Question

The electron in a hydrogen atom makes a transition \[{n_1} \to {n_2}\], where \[{n_1}\] and \[{n_2}\] are the principal quantum numbers of the two energy states. Assume Bohr's model to be valid. The time period of the electron in the initial state is eight times that in the final state. What are the possible values of \[{n_1}\] and \[{n_2}\]?

Answer 1

Hint:Before calculating the \[{n_1}\] and \[{n_2}\] values, you should know the relation between time period and orbit of the electron. We all know the time period is equal to the revolution taking per frequency. So we can use this relation to obtain the values of \[{n_1}\] and \[{n_2}\].

Formula used:
\[T = \dfrac{1}{f} \propto {n^3}\]
Where, \[T\] - is the time period,
\[f\] -frequency
\[n\] -number of orbitals


Complete step by step solution:
The period for the \[{n_1}\] th orbitals electron is written as,
\[{T_1} = \dfrac{1}{{{f_1}}} \propto {n_1}^3\]
The period for the \[{n_2}\] th orbitals electron is written as,
\[{T_2} = \dfrac{1}{{{f_2}}} \propto {n_2}^3\]
Hence, divide the two time period, we get
\[\dfrac{{{T_1}}}{{{T_2}}} = \dfrac{{n_1^3}}{{n_2^3}}\]
The time period for \[{n_1}\] orbital is \[8\] times greater than the \[{n_2}\] orbital. So we can write the relation as,
\[{T_1} = 8{T_2}\],
Substitute the relation into the equation means, we can get,
\[8 = {(\dfrac{{{n_1}}}{{{n_2}}})^3}\]
\[ \Rightarrow {n_1} = 2{n_2}\]
The possible values of \[{n_1}\] and \[{n_2}\] are, \[{n_1} = 2;{n_2} = 1\], \[{n_1} = 4;{n_2} = 2\], \[{n_1} = 6;{n_2} = 3\] and so on.

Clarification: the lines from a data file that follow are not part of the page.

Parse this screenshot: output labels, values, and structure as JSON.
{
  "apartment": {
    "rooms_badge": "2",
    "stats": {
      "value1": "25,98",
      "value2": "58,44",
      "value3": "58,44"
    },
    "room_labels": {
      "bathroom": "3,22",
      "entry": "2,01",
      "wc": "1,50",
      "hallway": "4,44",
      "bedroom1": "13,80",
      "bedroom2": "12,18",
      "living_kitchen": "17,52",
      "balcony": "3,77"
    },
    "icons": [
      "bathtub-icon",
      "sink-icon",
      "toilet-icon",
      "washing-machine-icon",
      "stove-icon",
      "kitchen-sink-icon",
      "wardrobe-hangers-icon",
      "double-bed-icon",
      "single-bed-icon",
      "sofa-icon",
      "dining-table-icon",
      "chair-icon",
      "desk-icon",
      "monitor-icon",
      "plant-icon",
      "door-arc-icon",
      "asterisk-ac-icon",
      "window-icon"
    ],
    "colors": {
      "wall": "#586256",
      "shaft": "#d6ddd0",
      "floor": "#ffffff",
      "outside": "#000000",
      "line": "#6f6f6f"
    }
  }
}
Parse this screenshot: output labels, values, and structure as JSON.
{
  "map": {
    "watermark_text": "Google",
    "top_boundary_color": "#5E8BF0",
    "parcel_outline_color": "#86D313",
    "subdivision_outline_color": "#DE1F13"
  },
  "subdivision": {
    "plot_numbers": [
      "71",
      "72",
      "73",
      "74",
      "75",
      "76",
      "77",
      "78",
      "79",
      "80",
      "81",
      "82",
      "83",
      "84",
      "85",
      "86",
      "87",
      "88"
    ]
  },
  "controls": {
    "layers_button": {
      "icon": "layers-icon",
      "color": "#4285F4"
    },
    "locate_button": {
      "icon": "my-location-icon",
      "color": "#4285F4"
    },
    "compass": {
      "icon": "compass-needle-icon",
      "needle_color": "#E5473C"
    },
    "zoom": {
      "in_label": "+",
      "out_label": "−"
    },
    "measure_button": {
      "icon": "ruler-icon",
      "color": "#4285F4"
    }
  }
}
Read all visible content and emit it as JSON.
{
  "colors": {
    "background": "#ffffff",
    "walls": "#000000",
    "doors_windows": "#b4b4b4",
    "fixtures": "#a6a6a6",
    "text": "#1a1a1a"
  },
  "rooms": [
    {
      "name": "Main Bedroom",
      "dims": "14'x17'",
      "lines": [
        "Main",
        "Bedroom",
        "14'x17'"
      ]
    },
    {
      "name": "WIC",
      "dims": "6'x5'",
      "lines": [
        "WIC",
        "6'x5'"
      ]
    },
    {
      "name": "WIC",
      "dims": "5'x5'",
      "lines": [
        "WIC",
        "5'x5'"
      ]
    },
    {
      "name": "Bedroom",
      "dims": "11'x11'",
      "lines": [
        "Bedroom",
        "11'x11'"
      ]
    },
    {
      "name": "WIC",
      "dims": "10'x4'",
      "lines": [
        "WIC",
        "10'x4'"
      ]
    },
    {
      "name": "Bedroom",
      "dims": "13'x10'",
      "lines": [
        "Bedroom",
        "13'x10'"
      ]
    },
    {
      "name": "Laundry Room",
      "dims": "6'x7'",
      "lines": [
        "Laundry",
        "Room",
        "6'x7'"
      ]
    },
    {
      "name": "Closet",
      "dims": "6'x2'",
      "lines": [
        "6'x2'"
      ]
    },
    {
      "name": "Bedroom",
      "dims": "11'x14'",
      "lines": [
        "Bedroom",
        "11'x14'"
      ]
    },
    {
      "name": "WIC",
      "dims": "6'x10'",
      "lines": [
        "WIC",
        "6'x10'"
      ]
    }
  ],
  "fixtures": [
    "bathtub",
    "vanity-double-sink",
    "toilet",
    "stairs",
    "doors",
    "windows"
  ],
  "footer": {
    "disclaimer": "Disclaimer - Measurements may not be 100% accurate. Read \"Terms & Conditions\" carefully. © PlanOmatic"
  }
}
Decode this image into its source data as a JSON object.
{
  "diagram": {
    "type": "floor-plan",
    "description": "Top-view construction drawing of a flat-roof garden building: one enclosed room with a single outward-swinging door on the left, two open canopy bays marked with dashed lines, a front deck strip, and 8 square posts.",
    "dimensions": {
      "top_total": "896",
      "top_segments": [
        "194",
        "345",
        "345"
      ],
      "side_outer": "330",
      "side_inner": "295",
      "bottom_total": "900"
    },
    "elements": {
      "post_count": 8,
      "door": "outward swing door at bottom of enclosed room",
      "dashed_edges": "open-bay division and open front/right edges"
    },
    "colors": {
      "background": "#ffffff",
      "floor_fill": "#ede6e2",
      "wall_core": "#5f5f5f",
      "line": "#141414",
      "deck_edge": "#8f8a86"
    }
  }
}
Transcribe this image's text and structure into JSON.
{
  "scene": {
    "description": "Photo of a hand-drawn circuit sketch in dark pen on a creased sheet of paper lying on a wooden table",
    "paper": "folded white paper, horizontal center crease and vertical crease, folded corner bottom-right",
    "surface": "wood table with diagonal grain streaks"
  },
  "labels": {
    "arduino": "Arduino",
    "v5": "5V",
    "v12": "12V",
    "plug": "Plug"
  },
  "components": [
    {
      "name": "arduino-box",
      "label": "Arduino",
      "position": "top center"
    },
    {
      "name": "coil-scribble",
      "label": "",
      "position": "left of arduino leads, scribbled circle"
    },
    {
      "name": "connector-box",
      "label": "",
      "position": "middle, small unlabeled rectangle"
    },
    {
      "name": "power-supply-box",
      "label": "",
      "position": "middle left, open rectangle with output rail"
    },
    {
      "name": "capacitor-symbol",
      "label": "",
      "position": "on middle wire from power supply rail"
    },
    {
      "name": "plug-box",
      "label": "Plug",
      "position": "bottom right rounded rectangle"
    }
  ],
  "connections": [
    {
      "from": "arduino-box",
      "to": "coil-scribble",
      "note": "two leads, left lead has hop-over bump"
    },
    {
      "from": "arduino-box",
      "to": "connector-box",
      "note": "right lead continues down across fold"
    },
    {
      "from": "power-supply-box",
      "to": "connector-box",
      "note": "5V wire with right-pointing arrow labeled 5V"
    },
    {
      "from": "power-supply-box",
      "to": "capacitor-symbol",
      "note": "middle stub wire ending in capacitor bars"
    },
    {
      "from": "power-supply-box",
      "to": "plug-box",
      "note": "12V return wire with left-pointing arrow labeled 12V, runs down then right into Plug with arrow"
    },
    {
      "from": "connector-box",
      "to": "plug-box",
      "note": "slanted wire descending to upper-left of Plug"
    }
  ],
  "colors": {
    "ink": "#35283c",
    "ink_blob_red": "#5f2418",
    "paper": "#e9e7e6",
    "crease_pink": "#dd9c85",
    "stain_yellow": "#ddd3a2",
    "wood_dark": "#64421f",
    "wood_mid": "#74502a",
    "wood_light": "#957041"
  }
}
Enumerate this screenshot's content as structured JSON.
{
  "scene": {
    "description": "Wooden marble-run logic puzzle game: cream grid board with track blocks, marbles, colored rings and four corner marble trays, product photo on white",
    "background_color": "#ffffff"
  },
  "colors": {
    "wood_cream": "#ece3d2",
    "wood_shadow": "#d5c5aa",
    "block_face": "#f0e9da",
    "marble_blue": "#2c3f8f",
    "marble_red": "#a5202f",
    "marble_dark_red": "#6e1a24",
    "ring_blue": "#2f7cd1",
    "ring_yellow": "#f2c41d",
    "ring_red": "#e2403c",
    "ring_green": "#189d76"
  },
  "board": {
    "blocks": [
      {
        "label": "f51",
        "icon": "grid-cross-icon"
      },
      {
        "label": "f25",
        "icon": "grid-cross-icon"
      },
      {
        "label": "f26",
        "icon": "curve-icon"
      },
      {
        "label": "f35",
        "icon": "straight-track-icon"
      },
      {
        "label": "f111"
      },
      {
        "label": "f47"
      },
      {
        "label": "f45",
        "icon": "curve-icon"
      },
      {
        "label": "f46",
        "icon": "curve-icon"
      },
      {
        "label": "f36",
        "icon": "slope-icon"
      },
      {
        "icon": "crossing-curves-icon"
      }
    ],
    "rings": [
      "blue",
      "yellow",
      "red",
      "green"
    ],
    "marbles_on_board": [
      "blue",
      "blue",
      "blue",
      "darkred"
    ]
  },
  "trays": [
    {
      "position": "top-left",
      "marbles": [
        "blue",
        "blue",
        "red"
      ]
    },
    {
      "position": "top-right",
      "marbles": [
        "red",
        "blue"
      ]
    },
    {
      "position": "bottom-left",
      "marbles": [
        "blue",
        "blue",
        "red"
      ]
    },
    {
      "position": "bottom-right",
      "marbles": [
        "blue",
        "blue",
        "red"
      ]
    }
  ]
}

Note: From Bohr's model of the hydrogen atom, easily calculate the time period taken to complete the one rotation of the electron. The time period is calculated from the simple formula, the time period is equal to the total distance covered divided by the velocity of the electron. From this formula also we can easily calculate the time period of Bohr's orbit. The time it takes to complete one rotation to the electron is \[1.6 \times {10^{ - 16}}\] seconds.